Catherine and I saw three shows during the past week; nothing much unusual there. Catherine actually saw a fourth—a friend of ours got her a ticket for Hair at the Delacourt on Wednesday (I stayed home to do some work on my own play, Floydada, because I don't know Hair or have any special fondness for it as Catherine does). I spent a lot of time this afternoon trying to come up with a single title for this post that could encapsulate them all... and, obviously, I failed miserably. Regardless, I thought I'd share my thoughts on them with you all.

The first was Robert Lyons' Red Haired Thomas in Soho Think Tank's Ice Factory festival at the Ohio. It's a quirky little play about a gambler—a nice, family man—and how his personal and professional problems propel him into a delusional reality. There's a lot to like in the piece: interesting characters and relationships (I especially enjoyed the scenes between the gambler and his pre-teenage daughter as he tries to offer her life lessons), an intriguing use of language (both natural dialogue and more poetic abstractions) and it offers an unusual perspective on our expectations of the American Dream. There were several times when it difficult to hear the actors—always a possibility in the Ohio (a great space but a big ol' barn!)—and there a few other production elements that could have been tighter. But it's never predictable and a thoroughly entertaining play; I'm anxious to see what Robert will do with it next.... rumor has it, you may be seeing something next spring...

On Friday, we went to McCarren Park Pool in Brooklyn for Caridad Svitch's 12 Ophelias, which riffs on Hamlet by setting it in a Louisiana bayou (or that's what I imagined: apparently it was supposed to be Appalachia, according to the company's website) and focusing on the character of Ophelia (hence the title... however, the 12 part wasn't at all clear to me). I know Hamlet extremely well (I directed it in college and have seen several productions over the years—the 1988 Bergman production in Swedish is, to this day, the best piece of theater I've ever seen) but it's not really necessary for this play. Caridad has a gift for stylized, poetic language that still seems oddly appropriate for the characters she's created. Unfortunately, 12 Ophelias doesn't have a very strong story arc (the characters and relationships are based on Hamlet but the plot isn't), it's a little repetitive and the characters here tend to talk about their goals more than they pursue them. On top of this, the production by Woodshed Collective actually highlights these weaknesses—director Teddy Bergman has used the space visually very well (it's staged in the round in the middle of the empty Olympics-size pool) but he's done little to help the actors: there's a lot of sameness throughout in their vocal intonations and rhythms, like Philip Glass with all of the notes that create tension in the music removed. It's something I see pretty frequently in abstract performances: there's very little drama in the piece, no sense of immediacy at all and I get bored about halfway through. There's an interesting play here but unfortunately this production hasn't found it.

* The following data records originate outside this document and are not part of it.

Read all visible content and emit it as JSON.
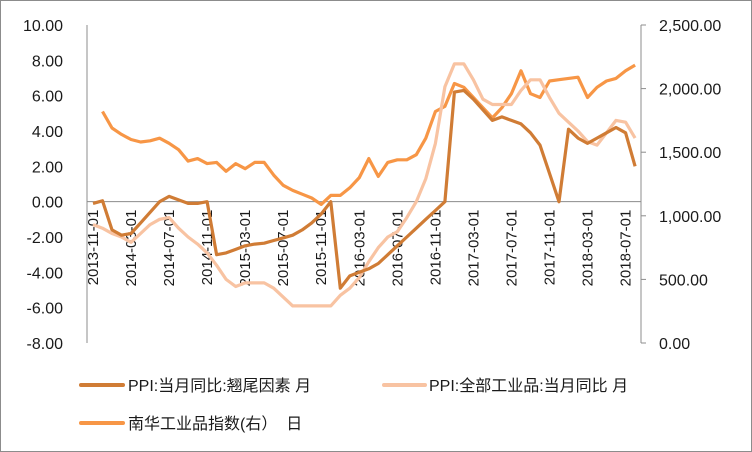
{
  "chart_data": {
    "type": "line",
    "title": "",
    "x_start": "2013-11",
    "x_tick_labels": [
      "2013-11-01",
      "2014-03-01",
      "2014-07-01",
      "2014-11-01",
      "2015-03-01",
      "2015-07-01",
      "2015-11-01",
      "2016-03-01",
      "2016-07-01",
      "2016-11-01",
      "2017-03-01",
      "2017-07-01",
      "2017-11-01",
      "2018-03-01",
      "2018-07-01"
    ],
    "left_axis": {
      "ylim": [
        -8,
        10
      ],
      "ticks": [
        "10.00",
        "8.00",
        "6.00",
        "4.00",
        "2.00",
        "0.00",
        "-2.00",
        "-4.00",
        "-6.00",
        "-8.00"
      ]
    },
    "right_axis": {
      "ylim": [
        0,
        2500
      ],
      "ticks": [
        "2,500.00",
        "2,000.00",
        "1,500.00",
        "1,000.00",
        "500.00",
        "0.00"
      ]
    },
    "legend_position": "bottom",
    "series": [
      {
        "name": "PPI:当月同比:翘尾因素 月",
        "axis": "left",
        "color": "#D07C35",
        "values": [
          -0.1,
          0.05,
          -1.6,
          -1.9,
          -1.8,
          -1.2,
          -0.6,
          0.0,
          0.3,
          0.1,
          -0.1,
          -0.1,
          0.0,
          -3.0,
          -2.9,
          -2.7,
          -2.5,
          -2.4,
          -2.35,
          -2.2,
          -2.05,
          -1.9,
          -1.6,
          -1.2,
          -0.7,
          0.0,
          -4.9,
          -4.2,
          -4.0,
          -3.8,
          -3.5,
          -3.0,
          -2.5,
          -2.0,
          -1.5,
          -1.0,
          -0.5,
          0.0,
          6.2,
          6.3,
          5.8,
          5.2,
          4.6,
          4.8,
          4.6,
          4.4,
          3.9,
          3.2,
          1.6,
          0.0,
          4.1,
          3.6,
          3.3,
          3.6,
          3.9,
          4.2,
          3.9,
          2.0
        ]
      },
      {
        "name": "PPI:全部工业品:当月同比 月",
        "axis": "left",
        "color": "#F8C3A2",
        "values": [
          -1.3,
          -1.5,
          -1.8,
          -2.0,
          -2.3,
          -1.8,
          -1.3,
          -1.0,
          -0.9,
          -1.5,
          -2.0,
          -2.4,
          -2.9,
          -3.6,
          -4.4,
          -4.8,
          -4.6,
          -4.6,
          -4.6,
          -4.9,
          -5.4,
          -5.9,
          -5.9,
          -5.9,
          -5.9,
          -5.9,
          -5.3,
          -4.9,
          -4.3,
          -3.4,
          -2.6,
          -2.0,
          -1.7,
          -0.9,
          0.0,
          1.3,
          3.3,
          6.5,
          7.8,
          7.8,
          6.9,
          5.8,
          5.5,
          5.5,
          5.5,
          6.3,
          6.9,
          6.9,
          5.9,
          5.0,
          4.5,
          4.0,
          3.4,
          3.2,
          3.9,
          4.6,
          4.5,
          3.6
        ]
      },
      {
        "name": "南华工业品指数(右）  日",
        "axis": "right",
        "color": "#F79646",
        "values": [
          null,
          1820,
          1690,
          1640,
          1600,
          1580,
          1590,
          1610,
          1570,
          1520,
          1430,
          1450,
          1410,
          1420,
          1350,
          1410,
          1370,
          1420,
          1420,
          1320,
          1240,
          1200,
          1170,
          1140,
          1090,
          1160,
          1160,
          1220,
          1300,
          1450,
          1310,
          1420,
          1440,
          1440,
          1480,
          1610,
          1820,
          1860,
          2040,
          2010,
          1930,
          1850,
          1770,
          1850,
          1960,
          2140,
          1960,
          1930,
          2060,
          2070,
          2080,
          2090,
          1930,
          2010,
          2060,
          2080,
          2140,
          2185
        ]
      }
    ]
  }
}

Finally, last night we saw Susan Bernfield's Tiny Feats of Cowardice in fringenyc. I should start by saying that we've been friends with Susan for over 15 years and this particular piece was first performed in one of our BIG ART in small places events in 1997... so I'm hardly 100% objective here. However, the play we saw last night is greatly changed from the one at Judson Church over a decade ago. It's simply Susan, accompanied by a three-piece jazz combo—bass, piano and trap set—telling us about how dealing with her fears (of which she has many more than I ever realized) has shaped her life. In person, Susan is engaging and extremely entertaining and that comes through in her performance; as a writer, she's done a good job of writing for the actor—which ought to be easy when you're the actor, but it isn't. The music, by Rachel Peters, has a nice retro feel... it made me think of Peggy Lee and, indeed, Susan references her at one point in the piece. I would have liked a little more variety in song styles—for the most part, it's swingy jazz rhythms with a couple of slower, softer moments—but I was glad that Peters avoided that McMusical Theater style I hear so often (a Jerry Herman-ish sound without Jerry Herman's talent and skill). Ultimately, however, it's a minor quibble: Tiny Feats is a fun journey into a somewhat twisted psyche that only becomes disturbing when you sometimes realize, "Hey, wait a minute: I think that, too!"